Wearable smart camera understands silent voice commands | Cult of Mac

Wearable smart camera understands silent voice commands


The wearable infrared camera can see what you're saying.
The wearable infrared camera can see what you're saying.
Photo: Cheng Zhang@Cornell University

Ever been in a situation where your hands aren’t free but you can’t speak out loud to Siri voice assistant, either? There could be a camera coming that understands your voice commands even if you’re not making a sound.

Two Cornell University researchers created a wearable infrared smart camera that detects voice commands not by sound, but by measuring movements in the neck and face from under the chin.

Wearable smart camera with silent speech detection

The two researchers dubbed the wearable camera “SpeeChin.” They’re Cheng Zhang, assistant professor of information science in the Cornell Ann S. Bowers College of Computing and Information Science, and Cornell doctoral student Ruidong Zhang.

They said it’s the first necklace-based silent-speech recognition device that can detect 54 silent speech commands in English and 44 in Chinese.

“Imagine when your hands are occupied or you simply don’t want to reach out to your smart devices to interact with them, you might want to use voice control,” Assistant Professor Zhang said. “However, if you are in a noisy place or in a meeting, voice control is not efficient or socially appropriate. This is where silent speech comes into place.”

SpeeChin’s neck-mounted infrared camera captures the movement of the chin from below. Even with no audible sound, that lets it determine words spoken.

Though more subtle worn around the neck than in a forward-mounted placement near the speaker’s face, the camera should not arouse privacy concerns because it sits at an angle where it can’t capture other people’s faces.

High reliability, but only under certain conditions

Gizmodo reported that the researchers tested SpeeChin with 20 participants. Ten spoke 54 simple phrases, including numbers and common voice-assistant commands, in English. The other 10 spoke 44 simple words and phrases in Mandarin Chinese. After being “trained,” the camera could recognize commands in English with 90.5% accuracy and in Chinese with 91.6% accuracy.

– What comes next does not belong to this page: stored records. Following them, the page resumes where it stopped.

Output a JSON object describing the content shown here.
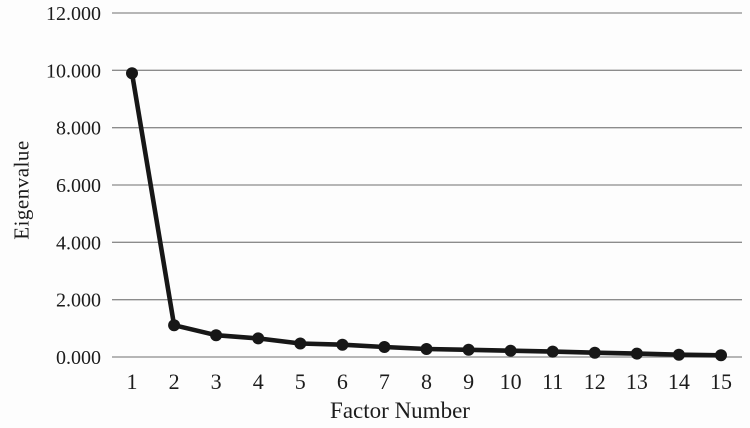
{
  "chart_data": {
    "type": "line",
    "title": "",
    "xlabel": "Factor Number",
    "ylabel": "Eigenvalue",
    "x": [
      1,
      2,
      3,
      4,
      5,
      6,
      7,
      8,
      9,
      10,
      11,
      12,
      13,
      14,
      15
    ],
    "values": [
      9.9,
      1.11,
      0.76,
      0.65,
      0.47,
      0.43,
      0.35,
      0.28,
      0.25,
      0.22,
      0.19,
      0.15,
      0.12,
      0.08,
      0.06
    ],
    "x_tick_labels": [
      "1",
      "2",
      "3",
      "4",
      "5",
      "6",
      "7",
      "8",
      "9",
      "10",
      "11",
      "12",
      "13",
      "14",
      "15"
    ],
    "y_ticks": [
      0,
      2,
      4,
      6,
      8,
      10,
      12
    ],
    "y_tick_labels": [
      "0.000",
      "2.000",
      "4.000",
      "6.000",
      "8.000",
      "10.000",
      "12.000"
    ],
    "ylim": [
      0,
      12
    ],
    "grid": "horizontal-only",
    "legend": "none",
    "marker": "filled-circle",
    "line_color": "#171717",
    "gridline_color": "#8c8c8c",
    "tick_label_color": "#1c1c1c",
    "background": "#fdfdfd"
  }
}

But the camera only got those high marks when participants sat still. When they moved, recognition reliability fell with variations in walking gait and head movement.

That would seem to reduce the number of places one could reliably use the SpeeChin device. That is, unless improvements are made, like longer training sessions incorporating movement or, perhaps, more advanced camera equipment with higher resolution and higher frame rates for more detailed detection.